Business Requirements
The system needs to provide the capability for assignments of dispatchers within Dispatch Areas by geographic location with the ability to easily shift a dispatcher from one area to another. Additionally, if one of the regional control centers operations is lost another center can take over dispatching for the lost center dispatch areas. In certain storms the system must be made available to district offices. The system will provide customer outage feedback information to the Customer Information System.

Performance Requirements
Many Outage Management Systems are hobbled by the time to build and manage updates for the dynamic electric model required for an Outage System from a relatively static GIS model. This system must be able to manage incremental updates from GIS on a nightly basis without interrupting work on an active Outage. Other performance considerations include:
  • The prediction engine processing 30,000 trouble calls per hour from the CIS interface.
  • Graphics rendering and screen redraws must be fast enough so as not to impact dispatcher performance.
  • 100 switching operations per hour.
  • 1,000 dispatch requests per hour.
Technical Requirements
Being a mission critical system, the ability to provide a Highly Available 7 X 24 operation is critical. This would include automatic detection of background process failures, such as the process that retrieves trouble tickets from CIS. Additionally, the system is required to run the NT Operating System with dual-head monitors on the client-side. This is a must to integrate with the NMPC desktop strategy.

Requirements Analysis
The outage package NMPC selected met the requirements that were attributed to its functionality. Based on some feasibility tests the vendor felt a distributed architecture would satisfi the performance requirements and also provide multiple stand-alone environments that would offer built-in redundancy if a site were lost. For example, if a WAN link was lost to a site it could continue to operate.
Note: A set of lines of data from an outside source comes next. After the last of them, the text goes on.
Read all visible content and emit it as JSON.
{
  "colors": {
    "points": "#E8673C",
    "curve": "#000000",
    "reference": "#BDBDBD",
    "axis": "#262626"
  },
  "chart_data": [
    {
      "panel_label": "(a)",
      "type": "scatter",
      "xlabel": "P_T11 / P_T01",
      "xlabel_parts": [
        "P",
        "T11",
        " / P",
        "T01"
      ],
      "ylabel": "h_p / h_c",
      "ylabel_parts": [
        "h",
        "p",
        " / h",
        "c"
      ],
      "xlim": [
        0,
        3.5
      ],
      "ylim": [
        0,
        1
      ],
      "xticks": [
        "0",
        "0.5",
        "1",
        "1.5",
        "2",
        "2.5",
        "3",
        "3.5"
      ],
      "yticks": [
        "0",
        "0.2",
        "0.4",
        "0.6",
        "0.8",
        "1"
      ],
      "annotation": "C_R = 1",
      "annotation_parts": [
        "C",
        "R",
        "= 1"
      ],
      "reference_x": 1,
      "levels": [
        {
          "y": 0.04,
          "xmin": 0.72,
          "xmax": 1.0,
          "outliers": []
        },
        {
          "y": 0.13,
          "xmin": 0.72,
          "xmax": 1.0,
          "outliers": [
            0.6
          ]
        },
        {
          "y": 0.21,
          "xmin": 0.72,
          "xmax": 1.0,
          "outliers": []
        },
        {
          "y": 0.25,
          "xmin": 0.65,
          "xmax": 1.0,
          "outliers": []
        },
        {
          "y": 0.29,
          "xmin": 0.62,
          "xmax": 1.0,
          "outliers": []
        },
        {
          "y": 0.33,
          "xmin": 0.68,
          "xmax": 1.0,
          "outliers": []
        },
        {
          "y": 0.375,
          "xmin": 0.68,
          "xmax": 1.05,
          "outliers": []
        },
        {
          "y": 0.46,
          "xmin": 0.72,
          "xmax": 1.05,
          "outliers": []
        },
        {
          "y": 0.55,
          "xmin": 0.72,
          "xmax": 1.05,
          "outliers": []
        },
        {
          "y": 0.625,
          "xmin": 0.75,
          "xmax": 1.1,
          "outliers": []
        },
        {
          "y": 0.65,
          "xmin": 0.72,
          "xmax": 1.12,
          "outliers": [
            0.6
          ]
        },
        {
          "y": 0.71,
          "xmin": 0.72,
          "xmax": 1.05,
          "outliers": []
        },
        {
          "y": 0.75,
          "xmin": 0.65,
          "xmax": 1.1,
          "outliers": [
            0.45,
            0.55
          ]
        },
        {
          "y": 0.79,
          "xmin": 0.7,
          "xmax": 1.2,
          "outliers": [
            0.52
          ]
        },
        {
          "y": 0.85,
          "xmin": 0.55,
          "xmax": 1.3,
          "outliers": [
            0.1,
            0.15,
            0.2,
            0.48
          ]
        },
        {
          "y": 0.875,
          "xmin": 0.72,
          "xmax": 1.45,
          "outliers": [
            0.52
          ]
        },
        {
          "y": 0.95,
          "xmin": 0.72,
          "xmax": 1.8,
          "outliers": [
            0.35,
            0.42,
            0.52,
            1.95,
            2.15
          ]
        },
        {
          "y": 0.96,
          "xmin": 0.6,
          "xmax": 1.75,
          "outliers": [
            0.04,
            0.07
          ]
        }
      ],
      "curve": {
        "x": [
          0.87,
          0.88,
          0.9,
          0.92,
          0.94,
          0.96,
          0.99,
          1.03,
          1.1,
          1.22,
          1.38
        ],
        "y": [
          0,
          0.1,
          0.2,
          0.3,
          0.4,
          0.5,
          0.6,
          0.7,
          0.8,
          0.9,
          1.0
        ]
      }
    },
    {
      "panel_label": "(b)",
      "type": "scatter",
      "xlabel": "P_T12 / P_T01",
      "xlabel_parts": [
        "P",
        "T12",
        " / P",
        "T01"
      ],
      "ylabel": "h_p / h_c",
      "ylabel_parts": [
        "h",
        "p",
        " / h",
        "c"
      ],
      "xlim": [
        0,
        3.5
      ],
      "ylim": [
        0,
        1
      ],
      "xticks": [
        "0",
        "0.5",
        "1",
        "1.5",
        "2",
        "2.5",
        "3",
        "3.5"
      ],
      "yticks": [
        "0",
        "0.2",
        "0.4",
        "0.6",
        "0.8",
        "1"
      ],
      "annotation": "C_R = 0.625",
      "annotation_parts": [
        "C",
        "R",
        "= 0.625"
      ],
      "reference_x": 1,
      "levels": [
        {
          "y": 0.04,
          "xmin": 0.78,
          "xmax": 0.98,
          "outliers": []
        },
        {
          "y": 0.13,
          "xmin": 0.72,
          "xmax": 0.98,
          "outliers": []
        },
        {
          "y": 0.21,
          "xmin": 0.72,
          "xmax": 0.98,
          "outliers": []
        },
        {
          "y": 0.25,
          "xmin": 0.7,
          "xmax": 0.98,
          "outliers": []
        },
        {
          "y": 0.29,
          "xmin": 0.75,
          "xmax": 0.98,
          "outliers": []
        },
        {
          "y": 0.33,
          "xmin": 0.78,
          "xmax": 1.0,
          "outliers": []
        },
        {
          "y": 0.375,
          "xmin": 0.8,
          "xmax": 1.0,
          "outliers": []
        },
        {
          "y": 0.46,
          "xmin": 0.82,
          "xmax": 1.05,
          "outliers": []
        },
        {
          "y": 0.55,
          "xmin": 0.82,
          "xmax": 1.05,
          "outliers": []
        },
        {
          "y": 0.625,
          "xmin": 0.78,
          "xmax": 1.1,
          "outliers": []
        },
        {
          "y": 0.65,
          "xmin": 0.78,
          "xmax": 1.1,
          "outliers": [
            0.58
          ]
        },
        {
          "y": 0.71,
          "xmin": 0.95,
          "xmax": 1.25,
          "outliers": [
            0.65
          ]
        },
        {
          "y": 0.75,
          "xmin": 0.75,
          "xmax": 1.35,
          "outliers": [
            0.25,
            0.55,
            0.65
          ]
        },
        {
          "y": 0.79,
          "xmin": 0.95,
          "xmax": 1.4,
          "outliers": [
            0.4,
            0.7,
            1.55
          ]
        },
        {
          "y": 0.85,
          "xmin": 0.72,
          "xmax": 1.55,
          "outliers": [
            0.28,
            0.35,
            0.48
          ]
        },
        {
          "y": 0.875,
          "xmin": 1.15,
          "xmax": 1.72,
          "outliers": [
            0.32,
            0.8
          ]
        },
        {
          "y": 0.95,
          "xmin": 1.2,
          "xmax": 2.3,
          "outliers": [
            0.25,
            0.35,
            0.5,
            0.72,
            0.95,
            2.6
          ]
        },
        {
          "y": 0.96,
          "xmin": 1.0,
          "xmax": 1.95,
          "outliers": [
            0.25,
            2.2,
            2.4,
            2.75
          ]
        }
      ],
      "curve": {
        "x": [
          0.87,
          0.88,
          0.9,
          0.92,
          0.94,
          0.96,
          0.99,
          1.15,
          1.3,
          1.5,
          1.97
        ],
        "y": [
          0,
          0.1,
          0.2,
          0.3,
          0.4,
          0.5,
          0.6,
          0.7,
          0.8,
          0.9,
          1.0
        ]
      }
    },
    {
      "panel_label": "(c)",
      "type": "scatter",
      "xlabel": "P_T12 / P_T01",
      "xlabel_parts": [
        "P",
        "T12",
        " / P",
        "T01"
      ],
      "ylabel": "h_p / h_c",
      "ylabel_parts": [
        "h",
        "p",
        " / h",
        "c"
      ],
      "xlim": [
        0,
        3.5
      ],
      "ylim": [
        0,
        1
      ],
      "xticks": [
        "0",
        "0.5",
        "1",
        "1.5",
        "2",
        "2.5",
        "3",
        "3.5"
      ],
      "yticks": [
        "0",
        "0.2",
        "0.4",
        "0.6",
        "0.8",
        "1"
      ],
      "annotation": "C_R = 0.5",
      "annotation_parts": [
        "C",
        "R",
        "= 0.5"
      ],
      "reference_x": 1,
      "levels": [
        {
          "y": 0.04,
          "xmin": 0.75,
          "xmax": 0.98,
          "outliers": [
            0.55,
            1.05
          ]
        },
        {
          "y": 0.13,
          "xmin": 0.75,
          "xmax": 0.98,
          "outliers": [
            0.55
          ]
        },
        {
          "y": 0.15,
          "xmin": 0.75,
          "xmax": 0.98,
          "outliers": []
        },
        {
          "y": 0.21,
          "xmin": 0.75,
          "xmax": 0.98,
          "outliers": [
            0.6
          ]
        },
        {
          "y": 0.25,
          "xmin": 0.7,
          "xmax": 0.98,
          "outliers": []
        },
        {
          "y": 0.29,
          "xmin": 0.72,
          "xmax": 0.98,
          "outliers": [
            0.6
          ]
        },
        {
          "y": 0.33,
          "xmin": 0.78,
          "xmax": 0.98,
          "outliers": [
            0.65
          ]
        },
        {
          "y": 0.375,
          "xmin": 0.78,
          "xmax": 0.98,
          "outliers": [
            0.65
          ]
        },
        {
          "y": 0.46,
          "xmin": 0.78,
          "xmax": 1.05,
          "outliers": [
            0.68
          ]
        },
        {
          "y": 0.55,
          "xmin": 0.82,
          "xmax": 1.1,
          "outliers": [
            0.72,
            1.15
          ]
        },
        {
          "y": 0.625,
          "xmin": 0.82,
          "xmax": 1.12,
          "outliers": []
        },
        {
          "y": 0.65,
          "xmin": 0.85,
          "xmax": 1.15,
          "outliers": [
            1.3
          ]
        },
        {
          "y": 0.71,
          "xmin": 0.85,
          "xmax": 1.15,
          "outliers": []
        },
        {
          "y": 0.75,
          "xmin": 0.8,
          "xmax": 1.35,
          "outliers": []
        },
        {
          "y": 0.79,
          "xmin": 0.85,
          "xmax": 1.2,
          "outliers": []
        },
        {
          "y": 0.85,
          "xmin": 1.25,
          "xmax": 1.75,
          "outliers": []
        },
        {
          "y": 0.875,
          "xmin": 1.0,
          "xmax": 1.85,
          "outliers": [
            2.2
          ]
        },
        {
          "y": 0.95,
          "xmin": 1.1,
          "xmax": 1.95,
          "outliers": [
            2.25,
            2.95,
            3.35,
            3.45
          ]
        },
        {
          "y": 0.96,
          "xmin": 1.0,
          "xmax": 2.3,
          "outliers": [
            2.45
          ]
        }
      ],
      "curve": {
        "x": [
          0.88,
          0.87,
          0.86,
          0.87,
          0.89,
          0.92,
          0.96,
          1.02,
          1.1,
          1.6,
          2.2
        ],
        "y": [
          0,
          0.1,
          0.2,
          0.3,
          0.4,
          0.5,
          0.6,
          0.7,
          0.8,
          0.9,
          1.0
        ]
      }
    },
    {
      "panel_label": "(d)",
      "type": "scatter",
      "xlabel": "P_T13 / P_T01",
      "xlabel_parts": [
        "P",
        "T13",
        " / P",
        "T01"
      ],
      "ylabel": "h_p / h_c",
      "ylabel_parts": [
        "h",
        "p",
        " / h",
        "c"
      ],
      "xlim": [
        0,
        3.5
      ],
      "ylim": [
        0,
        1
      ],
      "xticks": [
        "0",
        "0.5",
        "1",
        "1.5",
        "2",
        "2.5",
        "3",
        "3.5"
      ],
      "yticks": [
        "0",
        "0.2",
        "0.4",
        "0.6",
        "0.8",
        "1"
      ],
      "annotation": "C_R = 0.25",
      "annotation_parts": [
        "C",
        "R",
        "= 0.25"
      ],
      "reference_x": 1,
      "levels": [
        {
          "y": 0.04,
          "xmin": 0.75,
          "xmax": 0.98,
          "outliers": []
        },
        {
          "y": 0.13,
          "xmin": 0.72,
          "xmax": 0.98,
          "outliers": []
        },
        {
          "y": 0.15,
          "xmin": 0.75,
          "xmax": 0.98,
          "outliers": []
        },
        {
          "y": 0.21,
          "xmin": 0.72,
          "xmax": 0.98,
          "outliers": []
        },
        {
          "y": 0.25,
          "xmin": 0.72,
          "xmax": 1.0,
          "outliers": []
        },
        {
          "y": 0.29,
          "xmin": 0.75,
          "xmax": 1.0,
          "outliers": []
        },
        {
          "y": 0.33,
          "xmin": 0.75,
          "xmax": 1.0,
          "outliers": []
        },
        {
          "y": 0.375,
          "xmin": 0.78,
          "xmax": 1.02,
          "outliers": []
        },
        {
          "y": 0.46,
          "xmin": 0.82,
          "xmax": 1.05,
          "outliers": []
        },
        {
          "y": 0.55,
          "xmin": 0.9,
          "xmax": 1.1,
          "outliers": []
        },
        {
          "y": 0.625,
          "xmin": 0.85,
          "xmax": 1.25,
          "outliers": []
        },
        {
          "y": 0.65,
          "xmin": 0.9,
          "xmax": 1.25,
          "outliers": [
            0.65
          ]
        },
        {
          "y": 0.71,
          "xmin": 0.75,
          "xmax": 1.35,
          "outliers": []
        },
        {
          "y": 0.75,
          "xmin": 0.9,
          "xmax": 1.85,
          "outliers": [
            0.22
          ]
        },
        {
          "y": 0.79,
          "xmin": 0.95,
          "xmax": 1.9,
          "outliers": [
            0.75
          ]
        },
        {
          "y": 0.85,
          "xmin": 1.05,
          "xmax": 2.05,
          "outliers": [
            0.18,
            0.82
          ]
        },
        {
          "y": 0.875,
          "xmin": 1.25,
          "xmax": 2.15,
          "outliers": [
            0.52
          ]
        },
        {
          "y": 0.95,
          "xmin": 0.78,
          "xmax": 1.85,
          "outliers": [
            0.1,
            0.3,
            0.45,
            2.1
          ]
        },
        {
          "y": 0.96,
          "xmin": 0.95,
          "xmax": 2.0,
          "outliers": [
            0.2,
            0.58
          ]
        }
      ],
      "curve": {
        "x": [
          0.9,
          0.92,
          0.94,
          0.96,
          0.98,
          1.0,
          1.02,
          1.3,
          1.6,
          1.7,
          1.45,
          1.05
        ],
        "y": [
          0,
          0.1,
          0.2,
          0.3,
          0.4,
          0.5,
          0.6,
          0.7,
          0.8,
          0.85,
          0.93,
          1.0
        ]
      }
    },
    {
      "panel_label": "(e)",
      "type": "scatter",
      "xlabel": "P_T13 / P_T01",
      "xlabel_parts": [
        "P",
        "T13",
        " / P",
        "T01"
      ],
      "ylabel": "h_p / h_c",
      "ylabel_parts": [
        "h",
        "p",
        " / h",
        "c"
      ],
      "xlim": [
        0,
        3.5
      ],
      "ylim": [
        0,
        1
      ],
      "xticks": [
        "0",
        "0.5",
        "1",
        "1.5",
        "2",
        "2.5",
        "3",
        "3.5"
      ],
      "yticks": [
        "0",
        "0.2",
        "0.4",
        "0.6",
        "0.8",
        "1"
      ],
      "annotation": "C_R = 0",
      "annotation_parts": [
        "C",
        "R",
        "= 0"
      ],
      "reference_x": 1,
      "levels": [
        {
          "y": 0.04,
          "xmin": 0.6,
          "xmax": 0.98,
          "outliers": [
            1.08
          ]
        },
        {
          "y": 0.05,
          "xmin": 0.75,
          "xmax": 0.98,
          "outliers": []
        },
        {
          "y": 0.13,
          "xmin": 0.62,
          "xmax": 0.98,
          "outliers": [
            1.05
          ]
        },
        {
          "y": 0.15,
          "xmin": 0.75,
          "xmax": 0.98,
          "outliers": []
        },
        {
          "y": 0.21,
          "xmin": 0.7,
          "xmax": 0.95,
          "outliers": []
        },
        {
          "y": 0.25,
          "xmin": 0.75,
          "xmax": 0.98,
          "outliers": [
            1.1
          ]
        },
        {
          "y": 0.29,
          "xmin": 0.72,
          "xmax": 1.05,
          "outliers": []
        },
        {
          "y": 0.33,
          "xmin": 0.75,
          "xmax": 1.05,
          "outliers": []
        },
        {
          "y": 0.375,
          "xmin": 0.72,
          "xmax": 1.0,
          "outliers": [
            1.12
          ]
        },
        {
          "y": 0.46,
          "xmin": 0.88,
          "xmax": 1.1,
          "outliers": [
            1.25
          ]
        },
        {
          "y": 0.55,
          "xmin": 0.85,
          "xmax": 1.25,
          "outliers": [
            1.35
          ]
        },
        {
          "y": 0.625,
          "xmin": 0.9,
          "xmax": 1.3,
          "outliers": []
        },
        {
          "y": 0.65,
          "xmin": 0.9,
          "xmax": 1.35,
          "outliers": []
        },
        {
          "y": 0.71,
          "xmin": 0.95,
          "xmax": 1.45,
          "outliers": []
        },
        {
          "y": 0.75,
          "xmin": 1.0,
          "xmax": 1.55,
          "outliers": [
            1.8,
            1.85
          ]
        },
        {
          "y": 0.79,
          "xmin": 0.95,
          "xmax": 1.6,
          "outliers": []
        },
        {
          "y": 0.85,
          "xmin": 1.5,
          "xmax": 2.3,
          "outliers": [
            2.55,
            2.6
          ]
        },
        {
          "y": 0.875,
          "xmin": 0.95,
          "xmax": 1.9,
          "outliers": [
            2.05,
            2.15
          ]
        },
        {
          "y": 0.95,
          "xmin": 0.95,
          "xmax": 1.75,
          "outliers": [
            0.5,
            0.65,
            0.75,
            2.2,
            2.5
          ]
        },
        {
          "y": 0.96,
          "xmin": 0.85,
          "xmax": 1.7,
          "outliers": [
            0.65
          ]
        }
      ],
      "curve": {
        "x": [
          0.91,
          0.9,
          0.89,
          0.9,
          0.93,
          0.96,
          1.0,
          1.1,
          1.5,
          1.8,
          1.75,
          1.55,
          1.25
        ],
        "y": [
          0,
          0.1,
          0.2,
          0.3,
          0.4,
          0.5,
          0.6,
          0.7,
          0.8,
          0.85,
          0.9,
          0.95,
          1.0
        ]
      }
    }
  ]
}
As NMPC IT reviewed the requirements and suggested architecture several issues arose as to the cost and deviation from our current technical architecture that would be required to implement the distributed architecture. Although, two years ago we envisioned implementing the distributed environment our thinking changed as we examined the changing business and what our current infrastructure could support. We felt the package was flexible enough for us to consider a centralized environment approach, which would meet the business requirements and leverage our existing infrastructure and tool sets.